And yet “You Only Move Twice,” one of show’s most acclaimed episodes, also features one of the most outlandish twists in Simpsons history. After Homer moves the family for his new job in faraway Cypress Creek, it turns out that, unbeknownst to him, his cool new boss, Hank Scorpio, is actually a Bond villain. The twist isn’t depicted by way of subtle hints here or there or a last-minute reveal. Instead, the episode spends much of its run time ensconced in city-destroying lasers, ineffective death traps, and flame-thrower battles to repel the U.S. military, the very sort of farfetched fare that typically rankles diehard fans.
Then, to add to the absurdity, at the end of the episode, Scorpio seizes the East Coast and gives Homer a special parting gift — ownership of the Denver Broncos, replete with the team practicing on The Simpsons’ front lawn. It’s so far from reality, not to mention the standard rules of the show’s universe, that the series doesn’t even begin to address these developments in later installments. It’s exactly the kind of ridiculous, game-changing-yet-ignored ending that hated former showrunner Mike Scully and current ruler of The Simpsons roost Al Jean are routinely excoriated for today.
So why does this work so well in “You Only Move Twice”?
I was just a kid when I began watching The Simpsons religiously. That meant that, at the time, a good portion of the show went completely over my head: homages to classic movies, references to snuggling, jokes about Richard Nixon.

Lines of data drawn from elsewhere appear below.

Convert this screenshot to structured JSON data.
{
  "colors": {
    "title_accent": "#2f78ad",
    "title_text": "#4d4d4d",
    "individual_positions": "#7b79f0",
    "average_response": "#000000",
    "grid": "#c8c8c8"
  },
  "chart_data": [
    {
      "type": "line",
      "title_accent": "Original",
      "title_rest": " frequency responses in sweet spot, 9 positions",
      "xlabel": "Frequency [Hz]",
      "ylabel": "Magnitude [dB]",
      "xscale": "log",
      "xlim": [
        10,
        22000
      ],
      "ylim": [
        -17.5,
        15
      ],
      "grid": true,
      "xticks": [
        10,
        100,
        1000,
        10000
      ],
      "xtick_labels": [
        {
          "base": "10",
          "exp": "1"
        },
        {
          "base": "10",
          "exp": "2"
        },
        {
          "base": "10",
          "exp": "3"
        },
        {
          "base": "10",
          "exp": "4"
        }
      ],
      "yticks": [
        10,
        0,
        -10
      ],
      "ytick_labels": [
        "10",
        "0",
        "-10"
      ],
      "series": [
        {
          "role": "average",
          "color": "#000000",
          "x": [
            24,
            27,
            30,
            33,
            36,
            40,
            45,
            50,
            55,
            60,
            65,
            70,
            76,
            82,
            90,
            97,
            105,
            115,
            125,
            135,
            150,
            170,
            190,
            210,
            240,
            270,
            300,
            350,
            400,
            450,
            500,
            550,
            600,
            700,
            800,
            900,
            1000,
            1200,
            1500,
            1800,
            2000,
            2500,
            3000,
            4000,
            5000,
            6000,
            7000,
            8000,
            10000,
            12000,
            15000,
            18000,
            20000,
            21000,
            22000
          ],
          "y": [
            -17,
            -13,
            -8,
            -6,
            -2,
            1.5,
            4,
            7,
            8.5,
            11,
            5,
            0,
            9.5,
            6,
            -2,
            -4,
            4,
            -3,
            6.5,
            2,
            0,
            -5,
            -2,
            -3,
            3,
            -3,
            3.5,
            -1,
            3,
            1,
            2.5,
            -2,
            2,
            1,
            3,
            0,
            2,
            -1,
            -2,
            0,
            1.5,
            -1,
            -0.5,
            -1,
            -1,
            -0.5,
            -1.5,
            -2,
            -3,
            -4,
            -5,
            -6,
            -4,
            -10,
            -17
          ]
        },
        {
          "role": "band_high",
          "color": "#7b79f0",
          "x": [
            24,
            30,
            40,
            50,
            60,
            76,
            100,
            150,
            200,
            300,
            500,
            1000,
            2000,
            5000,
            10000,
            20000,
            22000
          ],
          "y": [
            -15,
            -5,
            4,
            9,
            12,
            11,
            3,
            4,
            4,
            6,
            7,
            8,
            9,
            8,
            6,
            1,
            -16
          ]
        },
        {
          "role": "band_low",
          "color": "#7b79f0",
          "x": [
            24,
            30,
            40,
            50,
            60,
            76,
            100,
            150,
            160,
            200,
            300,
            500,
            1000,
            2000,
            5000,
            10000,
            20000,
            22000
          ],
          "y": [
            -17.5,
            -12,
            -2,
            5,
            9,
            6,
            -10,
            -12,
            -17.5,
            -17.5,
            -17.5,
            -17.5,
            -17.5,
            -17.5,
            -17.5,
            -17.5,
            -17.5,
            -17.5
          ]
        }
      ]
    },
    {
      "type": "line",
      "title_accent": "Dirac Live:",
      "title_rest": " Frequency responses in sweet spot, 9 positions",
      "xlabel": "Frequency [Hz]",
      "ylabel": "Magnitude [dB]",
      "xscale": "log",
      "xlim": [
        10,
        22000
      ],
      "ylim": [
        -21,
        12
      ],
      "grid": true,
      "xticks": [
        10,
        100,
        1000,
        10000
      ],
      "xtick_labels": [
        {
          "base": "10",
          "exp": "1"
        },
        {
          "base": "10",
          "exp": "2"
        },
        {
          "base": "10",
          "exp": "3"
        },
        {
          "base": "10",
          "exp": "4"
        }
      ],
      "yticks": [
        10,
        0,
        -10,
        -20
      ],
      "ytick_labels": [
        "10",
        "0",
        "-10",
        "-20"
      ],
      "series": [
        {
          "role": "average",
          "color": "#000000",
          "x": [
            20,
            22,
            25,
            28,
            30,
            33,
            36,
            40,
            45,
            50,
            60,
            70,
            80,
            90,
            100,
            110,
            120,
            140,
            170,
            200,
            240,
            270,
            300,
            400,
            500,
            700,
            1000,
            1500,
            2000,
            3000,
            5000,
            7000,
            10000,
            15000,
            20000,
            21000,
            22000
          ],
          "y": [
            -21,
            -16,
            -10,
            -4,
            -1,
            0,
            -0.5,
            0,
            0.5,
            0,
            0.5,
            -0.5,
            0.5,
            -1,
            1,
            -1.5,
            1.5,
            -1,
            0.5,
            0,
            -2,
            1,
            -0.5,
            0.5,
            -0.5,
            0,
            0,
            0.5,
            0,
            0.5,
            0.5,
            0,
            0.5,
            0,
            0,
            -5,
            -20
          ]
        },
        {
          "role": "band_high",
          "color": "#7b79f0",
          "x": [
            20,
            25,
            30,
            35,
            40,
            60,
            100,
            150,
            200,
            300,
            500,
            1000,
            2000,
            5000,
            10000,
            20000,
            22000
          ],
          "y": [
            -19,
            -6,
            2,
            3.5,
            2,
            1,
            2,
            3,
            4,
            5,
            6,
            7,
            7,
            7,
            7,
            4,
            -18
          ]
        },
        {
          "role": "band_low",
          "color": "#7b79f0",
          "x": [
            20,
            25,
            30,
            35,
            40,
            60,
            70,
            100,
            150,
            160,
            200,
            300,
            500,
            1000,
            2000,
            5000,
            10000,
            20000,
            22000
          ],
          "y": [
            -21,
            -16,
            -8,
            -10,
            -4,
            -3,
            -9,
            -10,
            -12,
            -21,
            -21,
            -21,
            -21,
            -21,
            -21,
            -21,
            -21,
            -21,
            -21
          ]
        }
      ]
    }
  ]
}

It also made revisiting the show as an adult a wonderfully enriching experience. While the exquisite construction and sheer hilarity of the series enraptured me as a kid, I discovered deeper layers of storytelling, humor, and commentary in the show as an adult that I could never have fathomed in all my young fanaticism. But that naivete also meant that I completely missed how unremittingly dark the series could be in an episode like “Homer’s Enemy”.
Now The Simpsons is no stranger to dark comedy. It’s often employed in the tragicomic stylings of characters like Moe Szyslak or Hans Moleman, who suffer repeatedly for our amusement and turn up again no worse for wear. But there are few moments in the show’s canon that can match the pure black comedy of Frank Grimes’s descent into madness, or the conclusion of his debut episode, where the denizens of Springfield are laughing at Homer’s antics, while Grimes is lowered into his grave after an untimely death.